Linear Regression: Correlation between predictors and residuals

data analysislinear regressionmachine learningprobabilitystatistics

I am reading Chapter 3 from Elements of Statistical Learning. In the explanation for Forward Stagewise Regression and Least Angle Regression, the authors explain that reducing the correlation between the predictors and the residuals amounts to moving in the direction of the standard linear regression. I also read online that in the standard linear regression (minimizing least squares), the predictors are uncorrelated with the residuals. I am not able to prove this. I have tried the following so far:

$r_i = y_i – x_i^T\hat{\beta}$

$x_i^Tr_i = x_i^Ty_i – x_i^T\hat{\beta}$

The above expression does not evaluate to $0$ for the general case. Ideally, I think I should compute $E[rX]$. I don't know how to get an empirical formula for it, since r is a vector and X is a matrix. Could someone please help me out? I am really confused. Also, it would be helpful if someone could point me to a resource explaining these correlations in more detail.
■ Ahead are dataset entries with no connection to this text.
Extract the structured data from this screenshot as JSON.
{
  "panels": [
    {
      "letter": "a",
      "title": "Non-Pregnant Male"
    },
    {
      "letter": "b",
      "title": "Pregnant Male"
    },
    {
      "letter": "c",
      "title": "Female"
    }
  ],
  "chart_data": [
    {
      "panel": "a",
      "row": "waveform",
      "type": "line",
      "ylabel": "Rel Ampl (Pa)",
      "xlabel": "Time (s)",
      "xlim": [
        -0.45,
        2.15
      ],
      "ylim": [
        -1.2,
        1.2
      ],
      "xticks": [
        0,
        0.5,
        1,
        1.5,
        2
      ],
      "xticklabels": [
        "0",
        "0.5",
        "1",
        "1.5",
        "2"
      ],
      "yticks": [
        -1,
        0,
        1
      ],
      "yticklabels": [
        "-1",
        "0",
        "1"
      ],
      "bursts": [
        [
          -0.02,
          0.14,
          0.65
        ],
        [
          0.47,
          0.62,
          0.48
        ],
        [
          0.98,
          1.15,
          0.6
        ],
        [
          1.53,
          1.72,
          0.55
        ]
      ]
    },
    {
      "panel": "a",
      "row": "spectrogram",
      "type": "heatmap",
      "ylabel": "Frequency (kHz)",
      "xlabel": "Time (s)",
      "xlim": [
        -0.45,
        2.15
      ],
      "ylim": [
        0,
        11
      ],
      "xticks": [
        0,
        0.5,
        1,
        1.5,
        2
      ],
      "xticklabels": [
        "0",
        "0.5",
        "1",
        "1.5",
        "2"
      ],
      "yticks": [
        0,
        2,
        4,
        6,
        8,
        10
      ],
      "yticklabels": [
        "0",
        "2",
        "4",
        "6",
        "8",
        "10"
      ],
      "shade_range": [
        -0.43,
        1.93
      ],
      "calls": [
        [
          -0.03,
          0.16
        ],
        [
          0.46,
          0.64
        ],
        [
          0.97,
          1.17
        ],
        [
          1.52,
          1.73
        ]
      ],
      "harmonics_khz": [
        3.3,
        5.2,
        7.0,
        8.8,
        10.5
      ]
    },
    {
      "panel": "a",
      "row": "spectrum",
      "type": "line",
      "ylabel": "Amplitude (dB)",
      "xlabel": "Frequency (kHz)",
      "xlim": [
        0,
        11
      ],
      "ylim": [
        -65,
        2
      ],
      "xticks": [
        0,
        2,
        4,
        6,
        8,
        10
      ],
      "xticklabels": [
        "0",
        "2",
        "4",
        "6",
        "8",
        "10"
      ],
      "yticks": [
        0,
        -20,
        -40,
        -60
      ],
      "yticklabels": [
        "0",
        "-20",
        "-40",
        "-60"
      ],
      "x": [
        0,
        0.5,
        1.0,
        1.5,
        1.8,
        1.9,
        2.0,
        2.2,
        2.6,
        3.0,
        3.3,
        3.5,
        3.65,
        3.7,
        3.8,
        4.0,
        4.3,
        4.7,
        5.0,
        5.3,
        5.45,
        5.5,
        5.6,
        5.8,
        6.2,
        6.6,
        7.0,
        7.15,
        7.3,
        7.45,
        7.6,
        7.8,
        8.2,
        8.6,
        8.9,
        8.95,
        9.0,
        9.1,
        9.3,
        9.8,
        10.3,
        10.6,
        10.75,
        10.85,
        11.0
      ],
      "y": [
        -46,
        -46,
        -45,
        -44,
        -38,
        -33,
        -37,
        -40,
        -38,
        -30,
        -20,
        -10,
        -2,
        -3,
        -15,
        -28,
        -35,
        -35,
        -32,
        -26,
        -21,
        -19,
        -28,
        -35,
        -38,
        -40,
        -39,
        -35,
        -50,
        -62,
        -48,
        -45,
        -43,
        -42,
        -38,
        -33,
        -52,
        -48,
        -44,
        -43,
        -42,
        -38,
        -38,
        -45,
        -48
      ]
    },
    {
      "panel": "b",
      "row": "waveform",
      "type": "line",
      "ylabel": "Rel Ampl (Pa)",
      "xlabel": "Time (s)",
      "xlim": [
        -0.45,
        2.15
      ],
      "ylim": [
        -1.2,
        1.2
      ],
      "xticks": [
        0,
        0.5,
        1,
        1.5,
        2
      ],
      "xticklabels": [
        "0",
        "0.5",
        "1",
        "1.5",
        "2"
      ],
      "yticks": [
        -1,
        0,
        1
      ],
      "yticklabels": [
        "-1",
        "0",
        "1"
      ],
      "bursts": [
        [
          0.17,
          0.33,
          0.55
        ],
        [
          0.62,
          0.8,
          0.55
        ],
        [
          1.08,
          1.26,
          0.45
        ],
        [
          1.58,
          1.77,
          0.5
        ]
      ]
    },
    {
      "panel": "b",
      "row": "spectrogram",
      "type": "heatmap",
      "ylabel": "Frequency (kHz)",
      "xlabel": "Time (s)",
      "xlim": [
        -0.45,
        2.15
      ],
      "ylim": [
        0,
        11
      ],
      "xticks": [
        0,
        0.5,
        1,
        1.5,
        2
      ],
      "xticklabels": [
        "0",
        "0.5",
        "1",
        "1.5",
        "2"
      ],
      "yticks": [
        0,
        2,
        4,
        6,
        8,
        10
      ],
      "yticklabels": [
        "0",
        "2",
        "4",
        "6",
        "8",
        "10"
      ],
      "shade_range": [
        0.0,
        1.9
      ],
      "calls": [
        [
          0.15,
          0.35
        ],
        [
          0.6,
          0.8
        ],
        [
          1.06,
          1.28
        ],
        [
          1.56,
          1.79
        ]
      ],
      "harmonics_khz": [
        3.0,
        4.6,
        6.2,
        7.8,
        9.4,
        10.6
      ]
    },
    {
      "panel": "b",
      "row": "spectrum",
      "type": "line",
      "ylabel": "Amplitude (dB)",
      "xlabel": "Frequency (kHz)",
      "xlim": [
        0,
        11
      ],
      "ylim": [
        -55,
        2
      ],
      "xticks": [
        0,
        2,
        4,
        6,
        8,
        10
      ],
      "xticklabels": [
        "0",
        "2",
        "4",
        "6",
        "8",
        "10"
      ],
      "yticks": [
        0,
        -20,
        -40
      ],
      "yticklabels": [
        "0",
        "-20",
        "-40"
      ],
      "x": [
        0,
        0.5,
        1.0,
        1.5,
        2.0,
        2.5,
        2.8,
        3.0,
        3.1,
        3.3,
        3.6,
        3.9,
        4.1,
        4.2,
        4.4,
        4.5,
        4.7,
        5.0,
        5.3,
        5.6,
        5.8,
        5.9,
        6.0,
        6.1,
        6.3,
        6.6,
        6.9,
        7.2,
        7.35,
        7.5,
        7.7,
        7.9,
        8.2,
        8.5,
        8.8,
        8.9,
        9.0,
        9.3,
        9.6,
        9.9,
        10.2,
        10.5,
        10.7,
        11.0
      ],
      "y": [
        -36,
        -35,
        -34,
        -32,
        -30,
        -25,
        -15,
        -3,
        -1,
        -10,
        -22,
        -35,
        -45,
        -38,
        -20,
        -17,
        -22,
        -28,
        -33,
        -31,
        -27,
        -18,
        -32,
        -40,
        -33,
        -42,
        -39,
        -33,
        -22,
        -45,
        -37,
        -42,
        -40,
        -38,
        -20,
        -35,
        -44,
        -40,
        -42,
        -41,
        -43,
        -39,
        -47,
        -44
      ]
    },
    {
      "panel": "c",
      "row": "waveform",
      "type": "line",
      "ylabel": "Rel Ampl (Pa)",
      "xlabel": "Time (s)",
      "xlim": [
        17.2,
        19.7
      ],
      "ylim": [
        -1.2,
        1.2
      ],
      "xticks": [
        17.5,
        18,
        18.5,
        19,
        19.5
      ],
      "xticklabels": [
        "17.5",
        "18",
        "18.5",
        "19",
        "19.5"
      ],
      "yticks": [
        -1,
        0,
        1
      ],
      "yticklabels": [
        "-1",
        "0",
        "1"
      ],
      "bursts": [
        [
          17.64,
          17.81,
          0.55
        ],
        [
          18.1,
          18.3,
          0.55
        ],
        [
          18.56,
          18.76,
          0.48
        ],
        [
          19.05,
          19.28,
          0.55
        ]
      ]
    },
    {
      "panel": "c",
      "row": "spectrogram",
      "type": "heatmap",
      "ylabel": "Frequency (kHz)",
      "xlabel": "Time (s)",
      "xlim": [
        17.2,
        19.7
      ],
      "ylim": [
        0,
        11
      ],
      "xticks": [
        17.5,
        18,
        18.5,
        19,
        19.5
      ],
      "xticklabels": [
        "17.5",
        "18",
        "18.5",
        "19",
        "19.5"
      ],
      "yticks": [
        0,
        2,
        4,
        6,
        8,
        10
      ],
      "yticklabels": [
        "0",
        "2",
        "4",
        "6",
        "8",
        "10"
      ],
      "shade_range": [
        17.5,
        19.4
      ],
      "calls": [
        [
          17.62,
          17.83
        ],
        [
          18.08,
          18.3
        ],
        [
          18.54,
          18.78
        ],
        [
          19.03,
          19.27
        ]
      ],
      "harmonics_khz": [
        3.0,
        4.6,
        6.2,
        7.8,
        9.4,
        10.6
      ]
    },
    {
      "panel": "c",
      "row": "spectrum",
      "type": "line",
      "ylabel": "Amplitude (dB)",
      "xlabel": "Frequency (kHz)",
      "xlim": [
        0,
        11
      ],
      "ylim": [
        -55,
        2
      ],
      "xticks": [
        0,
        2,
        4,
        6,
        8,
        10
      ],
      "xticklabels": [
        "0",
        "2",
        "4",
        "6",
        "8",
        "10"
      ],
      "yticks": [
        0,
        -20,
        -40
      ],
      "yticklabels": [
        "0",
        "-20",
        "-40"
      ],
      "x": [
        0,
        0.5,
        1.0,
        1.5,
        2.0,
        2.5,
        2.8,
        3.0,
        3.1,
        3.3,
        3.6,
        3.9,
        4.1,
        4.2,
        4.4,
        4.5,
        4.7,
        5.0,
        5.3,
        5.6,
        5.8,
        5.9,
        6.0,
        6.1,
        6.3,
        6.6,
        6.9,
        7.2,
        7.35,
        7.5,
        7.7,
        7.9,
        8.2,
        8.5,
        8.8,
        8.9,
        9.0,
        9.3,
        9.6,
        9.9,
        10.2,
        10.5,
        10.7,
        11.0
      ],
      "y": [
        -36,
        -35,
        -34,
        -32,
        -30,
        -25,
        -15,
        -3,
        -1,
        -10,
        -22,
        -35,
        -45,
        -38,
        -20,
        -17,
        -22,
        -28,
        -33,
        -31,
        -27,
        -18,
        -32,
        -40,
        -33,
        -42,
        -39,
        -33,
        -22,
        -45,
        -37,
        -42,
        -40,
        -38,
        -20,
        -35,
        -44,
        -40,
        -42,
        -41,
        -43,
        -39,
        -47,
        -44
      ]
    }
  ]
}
I know that they should approximately have a Gaussian distribution since they are an estimate of the noise.

Best Answer

Let $\mathbf{r}=[r_1,r_2,\ldots,r_n]^{\top}$, $\mathbf{y}=[y_1,y_2,\ldots,y_n]^{\top}$, and $\mathbf{X}=[x_1,x_2,\ldots,x_n]^{\top}$. Then \begin{align} \mathbf{r}^{\top}\mathbf{X}&=\big(\mathbf{y}-\mathbf{X}\hat{\beta}\big)^{\top}\mathbf{X} \\ &=\mathbf{y}^{\top}\mathbf{X}-\left(\mathbf{X}(\mathbf{X}^{\top}\mathbf{X})^{-1}\mathbf{X}^{\top}\mathbf{y}\right)^{\top}\mathbf{X} \\ &=\mathbf{y}^{\top}\mathbf{X}-\mathbf{y}^{\top}\mathbf{X}(\mathbf{X}^{\top}\mathbf{X})^{-1}\mathbf{X}^{\top}\mathbf{X} \\ &=\mathbf{y}^{\top}\mathbf{X}-\mathbf{y}^{\top}\mathbf{X}=0, \end{align} which implies that the sample correlation between the residuals and the regressors is $0$ (note that $\mathbf{r}^{\top}\mathbf{i}=\sum_{i=1}^n r_i=0$).